Wallaces Farmer

Why it pays to attend ISU’s Planter University

Consider enrolling in one-day program for next year to optimize your planter’s performance.

April 4, 2024

4 Min Read
Doug Houser adjusting planter
HANDS-ON LEARNING: Doug Houser, ISU digital ag Extension specialist (left), discusses planter adjustment options with a participant at 2024 Planter University session. ISU

by Chris Kick

Planting season varies wildly from year to year, and technology is always changing. Cool and wet conditions can dramatically delay planting. When soil conditions are remarkably dry, getting seed in the soil at the correct depth is a challenge. But just as each planting season is different, so too are the decisions for optimizing the planting technology.

Iowa State University offers its Planter University in early February at five locations in the state. The one-day program is for farmers and ag industry professionals to learn how to optimize their machinery for greater planting efficiency and farm profitability.

A participant from this year’s event wrote, “This was the best planter clinic I’ve been to, period. The agronomic background, along with the machinery knowledge and relating them together was spot on. This class made every person more money.”

ISU’s Digital Ag Innovation Team partnered with Extension agronomists and ag engineers to create this hands-on program, which offers unbiased, brand-neutral training to farmers and ag industry professionals.
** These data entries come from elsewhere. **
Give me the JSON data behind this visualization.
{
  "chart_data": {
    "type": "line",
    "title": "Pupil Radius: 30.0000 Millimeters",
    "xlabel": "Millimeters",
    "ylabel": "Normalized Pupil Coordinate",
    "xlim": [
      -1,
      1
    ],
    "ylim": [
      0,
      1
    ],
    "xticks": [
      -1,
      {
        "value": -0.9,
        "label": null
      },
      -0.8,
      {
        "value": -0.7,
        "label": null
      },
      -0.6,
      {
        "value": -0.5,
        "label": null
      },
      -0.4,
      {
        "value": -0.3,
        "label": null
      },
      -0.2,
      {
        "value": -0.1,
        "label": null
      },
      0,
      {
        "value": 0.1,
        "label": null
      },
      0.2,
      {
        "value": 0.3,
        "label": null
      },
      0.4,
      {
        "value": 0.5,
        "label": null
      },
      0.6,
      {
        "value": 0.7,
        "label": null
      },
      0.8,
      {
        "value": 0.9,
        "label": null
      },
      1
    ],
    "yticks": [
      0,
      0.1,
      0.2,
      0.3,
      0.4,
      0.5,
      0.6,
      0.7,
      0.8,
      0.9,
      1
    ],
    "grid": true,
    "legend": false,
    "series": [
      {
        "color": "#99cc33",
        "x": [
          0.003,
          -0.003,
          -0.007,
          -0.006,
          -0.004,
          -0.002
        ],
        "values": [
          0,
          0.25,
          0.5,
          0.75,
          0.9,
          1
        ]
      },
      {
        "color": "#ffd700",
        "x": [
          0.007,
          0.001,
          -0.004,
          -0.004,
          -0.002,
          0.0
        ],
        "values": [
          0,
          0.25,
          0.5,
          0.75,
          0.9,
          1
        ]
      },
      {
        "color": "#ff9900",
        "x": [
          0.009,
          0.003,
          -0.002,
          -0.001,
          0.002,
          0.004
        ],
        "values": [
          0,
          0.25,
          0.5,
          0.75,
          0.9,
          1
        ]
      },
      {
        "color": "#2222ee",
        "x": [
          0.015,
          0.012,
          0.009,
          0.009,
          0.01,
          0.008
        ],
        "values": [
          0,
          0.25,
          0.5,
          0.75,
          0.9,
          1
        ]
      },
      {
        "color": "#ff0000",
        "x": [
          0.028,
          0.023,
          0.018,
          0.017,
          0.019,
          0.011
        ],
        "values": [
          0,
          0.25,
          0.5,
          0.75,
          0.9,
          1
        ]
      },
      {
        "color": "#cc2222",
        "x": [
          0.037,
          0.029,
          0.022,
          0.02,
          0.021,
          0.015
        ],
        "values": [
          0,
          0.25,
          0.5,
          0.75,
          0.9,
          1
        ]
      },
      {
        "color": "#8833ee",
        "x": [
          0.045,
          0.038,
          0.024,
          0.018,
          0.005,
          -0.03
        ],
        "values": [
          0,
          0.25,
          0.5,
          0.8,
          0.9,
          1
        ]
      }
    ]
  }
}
Held indoors, the planter demonstrations and presentations explain new technology and how to use it effectively.

Participants learn how to make adjustments in the field, evaluate and calibrate their equipment, and obtain maximum planter performance. They gain insights into how seedbed conditions and preparation affect planter row unit performance. They also gain a better understanding of the data today’s planters can generate and how to use that data on their farms.

First offered in 2022, Planter University has seen continued success, with more than 400 people attending in the first two years. Initial participant surveys showed a value of greater than $5 per acre gained from attending. When spread over time and acres across the state, small improvements have the potential for high-dollar impacts.
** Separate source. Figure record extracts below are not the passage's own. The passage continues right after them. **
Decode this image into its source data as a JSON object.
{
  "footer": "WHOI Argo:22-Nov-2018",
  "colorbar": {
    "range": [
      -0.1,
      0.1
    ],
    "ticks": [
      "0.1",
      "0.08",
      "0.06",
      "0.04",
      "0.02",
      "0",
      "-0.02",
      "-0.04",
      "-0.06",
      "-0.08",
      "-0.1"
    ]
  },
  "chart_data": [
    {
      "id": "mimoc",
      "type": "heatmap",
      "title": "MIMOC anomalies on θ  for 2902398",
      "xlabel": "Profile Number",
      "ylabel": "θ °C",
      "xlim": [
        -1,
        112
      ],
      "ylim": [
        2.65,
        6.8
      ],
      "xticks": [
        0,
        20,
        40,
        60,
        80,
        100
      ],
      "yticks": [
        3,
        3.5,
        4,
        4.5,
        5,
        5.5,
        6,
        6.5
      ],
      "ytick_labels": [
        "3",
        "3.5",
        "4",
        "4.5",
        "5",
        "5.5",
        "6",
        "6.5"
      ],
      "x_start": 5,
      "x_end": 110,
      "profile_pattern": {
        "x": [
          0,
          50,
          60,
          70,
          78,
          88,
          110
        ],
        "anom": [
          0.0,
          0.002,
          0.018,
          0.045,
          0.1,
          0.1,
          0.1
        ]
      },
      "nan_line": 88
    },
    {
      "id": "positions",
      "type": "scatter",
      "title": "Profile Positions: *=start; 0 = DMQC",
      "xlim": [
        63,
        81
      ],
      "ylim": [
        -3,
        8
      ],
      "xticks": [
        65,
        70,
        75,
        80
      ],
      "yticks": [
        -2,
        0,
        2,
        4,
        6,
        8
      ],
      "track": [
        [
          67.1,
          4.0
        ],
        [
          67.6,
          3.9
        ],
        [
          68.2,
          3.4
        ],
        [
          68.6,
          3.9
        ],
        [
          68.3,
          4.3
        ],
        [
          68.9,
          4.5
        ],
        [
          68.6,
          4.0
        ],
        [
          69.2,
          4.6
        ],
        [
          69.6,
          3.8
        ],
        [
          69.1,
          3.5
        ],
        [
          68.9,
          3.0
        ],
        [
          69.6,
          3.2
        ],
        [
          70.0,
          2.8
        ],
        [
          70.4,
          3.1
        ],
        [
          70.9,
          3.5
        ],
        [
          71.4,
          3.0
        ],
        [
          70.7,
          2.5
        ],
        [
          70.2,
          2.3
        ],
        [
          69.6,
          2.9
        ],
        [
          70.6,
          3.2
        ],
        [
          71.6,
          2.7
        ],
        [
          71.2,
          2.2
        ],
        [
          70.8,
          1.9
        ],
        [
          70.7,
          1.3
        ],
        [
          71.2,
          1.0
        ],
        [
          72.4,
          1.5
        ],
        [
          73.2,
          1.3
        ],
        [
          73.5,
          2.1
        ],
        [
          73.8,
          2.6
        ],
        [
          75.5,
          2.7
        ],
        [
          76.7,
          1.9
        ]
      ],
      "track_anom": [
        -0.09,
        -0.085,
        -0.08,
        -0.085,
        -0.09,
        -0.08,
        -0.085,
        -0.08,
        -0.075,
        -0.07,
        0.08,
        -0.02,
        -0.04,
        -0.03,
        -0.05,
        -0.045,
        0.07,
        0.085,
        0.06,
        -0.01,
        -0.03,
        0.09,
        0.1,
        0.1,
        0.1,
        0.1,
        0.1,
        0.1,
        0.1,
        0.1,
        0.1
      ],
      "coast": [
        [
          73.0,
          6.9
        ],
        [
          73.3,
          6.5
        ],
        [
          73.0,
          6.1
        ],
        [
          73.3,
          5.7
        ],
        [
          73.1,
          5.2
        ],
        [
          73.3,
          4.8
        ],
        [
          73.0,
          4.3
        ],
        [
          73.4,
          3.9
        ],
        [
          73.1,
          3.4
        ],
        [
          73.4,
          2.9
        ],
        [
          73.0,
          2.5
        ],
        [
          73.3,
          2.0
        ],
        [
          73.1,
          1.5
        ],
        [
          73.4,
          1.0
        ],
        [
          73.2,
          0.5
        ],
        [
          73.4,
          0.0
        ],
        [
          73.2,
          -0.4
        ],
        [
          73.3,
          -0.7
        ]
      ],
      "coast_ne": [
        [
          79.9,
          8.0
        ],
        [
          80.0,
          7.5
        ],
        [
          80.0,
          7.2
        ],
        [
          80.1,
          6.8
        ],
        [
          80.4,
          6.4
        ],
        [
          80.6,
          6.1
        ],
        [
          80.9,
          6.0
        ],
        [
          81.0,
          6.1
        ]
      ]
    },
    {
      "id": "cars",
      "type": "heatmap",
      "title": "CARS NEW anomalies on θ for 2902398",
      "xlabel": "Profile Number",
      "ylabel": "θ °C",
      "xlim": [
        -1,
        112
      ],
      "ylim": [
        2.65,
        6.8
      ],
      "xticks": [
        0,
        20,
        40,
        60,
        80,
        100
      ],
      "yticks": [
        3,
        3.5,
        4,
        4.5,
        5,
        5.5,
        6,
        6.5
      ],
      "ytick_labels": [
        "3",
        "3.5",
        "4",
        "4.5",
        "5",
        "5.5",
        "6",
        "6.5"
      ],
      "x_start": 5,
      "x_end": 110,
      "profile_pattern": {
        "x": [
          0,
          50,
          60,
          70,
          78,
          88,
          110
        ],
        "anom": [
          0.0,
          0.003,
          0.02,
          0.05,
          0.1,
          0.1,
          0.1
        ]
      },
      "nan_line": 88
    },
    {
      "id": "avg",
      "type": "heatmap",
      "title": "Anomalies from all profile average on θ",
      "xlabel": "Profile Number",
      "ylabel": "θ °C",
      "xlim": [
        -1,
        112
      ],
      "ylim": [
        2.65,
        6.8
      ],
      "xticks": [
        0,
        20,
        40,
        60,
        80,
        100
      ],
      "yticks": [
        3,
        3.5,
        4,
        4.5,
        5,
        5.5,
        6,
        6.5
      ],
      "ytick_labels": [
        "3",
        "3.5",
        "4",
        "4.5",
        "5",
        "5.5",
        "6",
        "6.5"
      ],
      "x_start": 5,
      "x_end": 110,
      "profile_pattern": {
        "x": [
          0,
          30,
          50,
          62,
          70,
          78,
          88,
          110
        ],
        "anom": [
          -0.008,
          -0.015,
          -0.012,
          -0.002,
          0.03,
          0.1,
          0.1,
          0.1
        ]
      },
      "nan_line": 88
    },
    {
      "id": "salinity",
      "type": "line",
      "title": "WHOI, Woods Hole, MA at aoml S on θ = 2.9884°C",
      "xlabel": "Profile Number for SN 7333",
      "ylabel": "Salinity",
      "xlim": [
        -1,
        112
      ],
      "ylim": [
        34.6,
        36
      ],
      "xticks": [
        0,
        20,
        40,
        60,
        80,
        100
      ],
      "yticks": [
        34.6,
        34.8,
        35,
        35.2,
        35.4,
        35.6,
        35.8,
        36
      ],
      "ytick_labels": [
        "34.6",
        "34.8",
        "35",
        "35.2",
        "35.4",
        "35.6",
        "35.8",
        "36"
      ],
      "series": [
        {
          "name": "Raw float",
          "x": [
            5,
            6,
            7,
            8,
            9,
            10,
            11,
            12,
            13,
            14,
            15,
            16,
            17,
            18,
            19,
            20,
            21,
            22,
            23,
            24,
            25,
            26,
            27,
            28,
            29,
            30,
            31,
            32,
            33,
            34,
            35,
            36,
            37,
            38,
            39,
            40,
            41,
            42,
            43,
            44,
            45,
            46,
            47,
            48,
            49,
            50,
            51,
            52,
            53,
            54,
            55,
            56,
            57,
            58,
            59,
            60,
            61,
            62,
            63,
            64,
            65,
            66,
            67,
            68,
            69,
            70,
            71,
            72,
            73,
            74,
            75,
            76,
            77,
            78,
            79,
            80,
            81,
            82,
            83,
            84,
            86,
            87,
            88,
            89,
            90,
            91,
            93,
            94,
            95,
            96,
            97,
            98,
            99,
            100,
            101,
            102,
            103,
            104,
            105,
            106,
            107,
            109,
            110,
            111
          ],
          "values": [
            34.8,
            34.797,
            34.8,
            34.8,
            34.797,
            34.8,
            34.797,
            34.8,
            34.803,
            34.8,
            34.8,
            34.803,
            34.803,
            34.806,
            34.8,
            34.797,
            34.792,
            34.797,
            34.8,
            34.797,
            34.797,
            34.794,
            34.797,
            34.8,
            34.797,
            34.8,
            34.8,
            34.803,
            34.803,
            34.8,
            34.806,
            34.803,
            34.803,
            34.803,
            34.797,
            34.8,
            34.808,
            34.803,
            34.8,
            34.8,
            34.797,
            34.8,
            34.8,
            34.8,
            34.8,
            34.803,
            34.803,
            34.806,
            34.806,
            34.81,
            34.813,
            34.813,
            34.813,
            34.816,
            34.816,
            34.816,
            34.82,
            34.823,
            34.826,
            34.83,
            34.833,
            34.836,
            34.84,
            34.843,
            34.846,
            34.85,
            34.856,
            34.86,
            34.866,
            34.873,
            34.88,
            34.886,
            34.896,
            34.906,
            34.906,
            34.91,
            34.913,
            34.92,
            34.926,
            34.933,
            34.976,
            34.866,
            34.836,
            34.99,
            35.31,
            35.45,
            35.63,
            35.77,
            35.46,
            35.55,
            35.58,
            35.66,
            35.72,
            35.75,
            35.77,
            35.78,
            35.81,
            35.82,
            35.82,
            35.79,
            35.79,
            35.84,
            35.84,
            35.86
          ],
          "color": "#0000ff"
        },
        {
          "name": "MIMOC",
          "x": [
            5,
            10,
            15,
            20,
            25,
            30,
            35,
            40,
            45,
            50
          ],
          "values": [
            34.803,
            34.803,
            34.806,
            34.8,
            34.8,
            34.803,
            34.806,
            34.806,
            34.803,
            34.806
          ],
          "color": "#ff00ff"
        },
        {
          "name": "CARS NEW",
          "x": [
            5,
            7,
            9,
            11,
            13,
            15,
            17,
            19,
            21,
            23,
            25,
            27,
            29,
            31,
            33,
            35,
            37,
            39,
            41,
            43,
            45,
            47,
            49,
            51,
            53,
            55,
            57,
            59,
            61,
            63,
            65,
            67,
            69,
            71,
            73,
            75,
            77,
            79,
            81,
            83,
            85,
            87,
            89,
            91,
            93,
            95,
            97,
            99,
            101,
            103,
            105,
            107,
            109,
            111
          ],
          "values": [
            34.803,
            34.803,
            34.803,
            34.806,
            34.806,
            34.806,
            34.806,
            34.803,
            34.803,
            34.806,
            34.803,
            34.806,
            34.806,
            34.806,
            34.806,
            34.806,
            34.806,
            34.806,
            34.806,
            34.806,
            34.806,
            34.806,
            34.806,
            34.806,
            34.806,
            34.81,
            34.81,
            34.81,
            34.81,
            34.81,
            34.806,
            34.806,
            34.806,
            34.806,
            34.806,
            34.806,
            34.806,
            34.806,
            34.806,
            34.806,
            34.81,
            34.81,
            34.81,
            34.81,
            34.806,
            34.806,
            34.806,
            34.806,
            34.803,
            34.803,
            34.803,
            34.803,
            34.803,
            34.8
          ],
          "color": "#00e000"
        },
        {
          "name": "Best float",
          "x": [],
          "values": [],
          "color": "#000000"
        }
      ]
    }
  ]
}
Understanding your planter

With an average of 13 million acres planted to corn and 10 million acres planted to soybean each year, Iowa is a major national leader in both crops. Farmers, Iowa’s energy and fiber industries, and the state’s agricultural economy depend on crop production.
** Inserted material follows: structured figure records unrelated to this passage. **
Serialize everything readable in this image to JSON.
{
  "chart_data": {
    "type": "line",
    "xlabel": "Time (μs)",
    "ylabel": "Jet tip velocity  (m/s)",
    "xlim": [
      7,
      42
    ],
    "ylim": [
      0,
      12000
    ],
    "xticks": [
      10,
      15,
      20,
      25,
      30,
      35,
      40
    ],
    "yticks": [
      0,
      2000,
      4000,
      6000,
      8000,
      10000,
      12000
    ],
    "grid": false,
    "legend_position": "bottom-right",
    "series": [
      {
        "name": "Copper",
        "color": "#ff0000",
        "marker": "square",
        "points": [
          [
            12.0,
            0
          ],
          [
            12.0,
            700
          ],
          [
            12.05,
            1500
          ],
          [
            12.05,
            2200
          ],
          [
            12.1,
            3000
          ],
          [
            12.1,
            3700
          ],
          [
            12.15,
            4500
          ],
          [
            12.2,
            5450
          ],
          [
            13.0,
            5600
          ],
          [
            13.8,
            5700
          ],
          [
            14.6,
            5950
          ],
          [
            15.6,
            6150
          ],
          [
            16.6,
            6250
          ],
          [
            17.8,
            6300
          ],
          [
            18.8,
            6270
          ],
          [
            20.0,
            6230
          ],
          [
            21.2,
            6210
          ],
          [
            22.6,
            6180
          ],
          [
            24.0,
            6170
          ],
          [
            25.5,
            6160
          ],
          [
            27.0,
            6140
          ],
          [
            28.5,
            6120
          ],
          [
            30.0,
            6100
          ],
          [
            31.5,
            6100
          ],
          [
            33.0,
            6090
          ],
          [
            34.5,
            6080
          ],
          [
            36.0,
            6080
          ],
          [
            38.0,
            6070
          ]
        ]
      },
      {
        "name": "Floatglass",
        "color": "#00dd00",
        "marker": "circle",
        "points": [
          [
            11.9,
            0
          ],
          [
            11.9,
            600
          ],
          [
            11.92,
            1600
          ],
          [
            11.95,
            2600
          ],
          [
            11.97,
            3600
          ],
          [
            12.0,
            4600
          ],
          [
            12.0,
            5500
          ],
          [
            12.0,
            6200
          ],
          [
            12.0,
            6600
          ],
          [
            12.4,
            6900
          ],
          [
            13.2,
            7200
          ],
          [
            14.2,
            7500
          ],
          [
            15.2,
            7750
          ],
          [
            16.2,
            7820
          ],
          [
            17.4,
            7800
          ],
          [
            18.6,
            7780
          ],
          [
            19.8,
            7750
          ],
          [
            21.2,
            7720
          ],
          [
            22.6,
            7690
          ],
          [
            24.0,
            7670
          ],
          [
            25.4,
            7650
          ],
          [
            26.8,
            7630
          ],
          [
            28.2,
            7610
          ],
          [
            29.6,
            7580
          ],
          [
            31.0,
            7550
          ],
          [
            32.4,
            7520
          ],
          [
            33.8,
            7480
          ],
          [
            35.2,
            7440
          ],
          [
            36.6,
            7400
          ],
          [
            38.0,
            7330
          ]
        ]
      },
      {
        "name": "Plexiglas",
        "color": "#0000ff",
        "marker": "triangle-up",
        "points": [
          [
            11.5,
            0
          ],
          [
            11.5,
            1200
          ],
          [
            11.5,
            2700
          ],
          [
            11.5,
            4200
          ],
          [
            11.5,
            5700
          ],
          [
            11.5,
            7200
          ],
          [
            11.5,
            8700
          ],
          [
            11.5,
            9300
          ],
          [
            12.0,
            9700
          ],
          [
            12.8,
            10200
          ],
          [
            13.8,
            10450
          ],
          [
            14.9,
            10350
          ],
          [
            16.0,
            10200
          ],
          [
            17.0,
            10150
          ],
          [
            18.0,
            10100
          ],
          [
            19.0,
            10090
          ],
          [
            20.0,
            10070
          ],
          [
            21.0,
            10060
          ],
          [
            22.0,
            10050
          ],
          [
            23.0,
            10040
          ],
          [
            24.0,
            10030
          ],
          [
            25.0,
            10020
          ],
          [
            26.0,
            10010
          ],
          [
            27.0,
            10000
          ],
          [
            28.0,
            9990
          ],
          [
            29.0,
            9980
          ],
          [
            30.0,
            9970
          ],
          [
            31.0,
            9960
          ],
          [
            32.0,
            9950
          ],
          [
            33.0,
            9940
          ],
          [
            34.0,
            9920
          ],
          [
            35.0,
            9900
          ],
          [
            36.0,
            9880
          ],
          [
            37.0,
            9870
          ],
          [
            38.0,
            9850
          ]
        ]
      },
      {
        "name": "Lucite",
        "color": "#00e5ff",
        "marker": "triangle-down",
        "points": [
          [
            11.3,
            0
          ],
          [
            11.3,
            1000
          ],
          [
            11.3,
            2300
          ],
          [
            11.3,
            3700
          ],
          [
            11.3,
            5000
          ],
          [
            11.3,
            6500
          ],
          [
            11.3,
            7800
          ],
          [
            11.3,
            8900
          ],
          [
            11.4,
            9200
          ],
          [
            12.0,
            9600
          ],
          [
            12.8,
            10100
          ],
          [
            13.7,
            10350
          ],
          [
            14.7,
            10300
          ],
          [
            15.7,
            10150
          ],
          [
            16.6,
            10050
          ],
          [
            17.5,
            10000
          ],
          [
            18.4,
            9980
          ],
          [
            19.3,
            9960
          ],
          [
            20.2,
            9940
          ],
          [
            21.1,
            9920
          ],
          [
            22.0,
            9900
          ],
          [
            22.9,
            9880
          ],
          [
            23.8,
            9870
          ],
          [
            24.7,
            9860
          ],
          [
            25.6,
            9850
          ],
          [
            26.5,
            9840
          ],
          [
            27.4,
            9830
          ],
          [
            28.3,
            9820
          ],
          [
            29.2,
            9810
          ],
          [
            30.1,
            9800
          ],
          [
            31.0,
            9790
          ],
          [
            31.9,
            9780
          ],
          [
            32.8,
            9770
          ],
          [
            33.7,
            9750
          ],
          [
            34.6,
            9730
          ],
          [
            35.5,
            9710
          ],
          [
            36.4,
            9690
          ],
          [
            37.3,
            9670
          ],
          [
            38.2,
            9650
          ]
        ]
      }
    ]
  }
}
“Being able to put complex machinery to work on the farm is critical to the success of growers and the agricultural economy,” says Meaghan Anderson, field agronomist with ISU Extension.

Surveys conducted in 2022 and 2023 showed a major increase in participants who felt “extremely confident” in making planter adjustments based on soil conditions or other factors. In a follow-up survey after planting, nearly 70% replaced worn items on their planter as a result of the workshop, and half said they evaluated or performed more thorough maintenance on their planter prior to the start of planting season.

“With Planter University, we offer a low-pressure learning environment,” says Ben Covington, an ag engineer at Iowa State. “We’re not trying to sell the farmer any parts or widgets or anything like that. We’re here to give them the information they need.”

Dial in right settings

“Our goal with this program is to teach farmers how to use this new technology the best way possible on their own acres,” says ISU ag engineer Levi Powell. “The fundamentals are the same across all brands, so we want to help growers make the best decisions for their own operations.”

Past attendees say they gained valuable skills that are improving their farms and their understanding of planting technology and have learned new concepts that allow them to make informed decisions. In addition, they are sharing the lessons learned with others, creating a multiplier effect and spurring interest in future programs.

“With this technology and the way that these planters work, there is always something new to learn,” Anderson says. “That's one of the great things about our digital ag team at Iowa State — they’re learning and sharing new things every year.”

What works for your farm

This year, Planter University participants dug furrows indoors using four portable soil bins and a row unit machine. The bins represented different field conditions with associated agronomic and yield data.

“This really helped bring everything full circle for the participants,” Powell says. “When we cover the details of planter settings, they can see the furrows and dig in them, and learn about the impact on yield that those planter settings or issues can have.”

“We see people at Planter University who come back for not just one year, but in some cases two years,” Anderson says. “They can continue to gather information, learn more and make the appropriate adjustments for every planting season.”

Kick is a communications specialist with ISU Extension.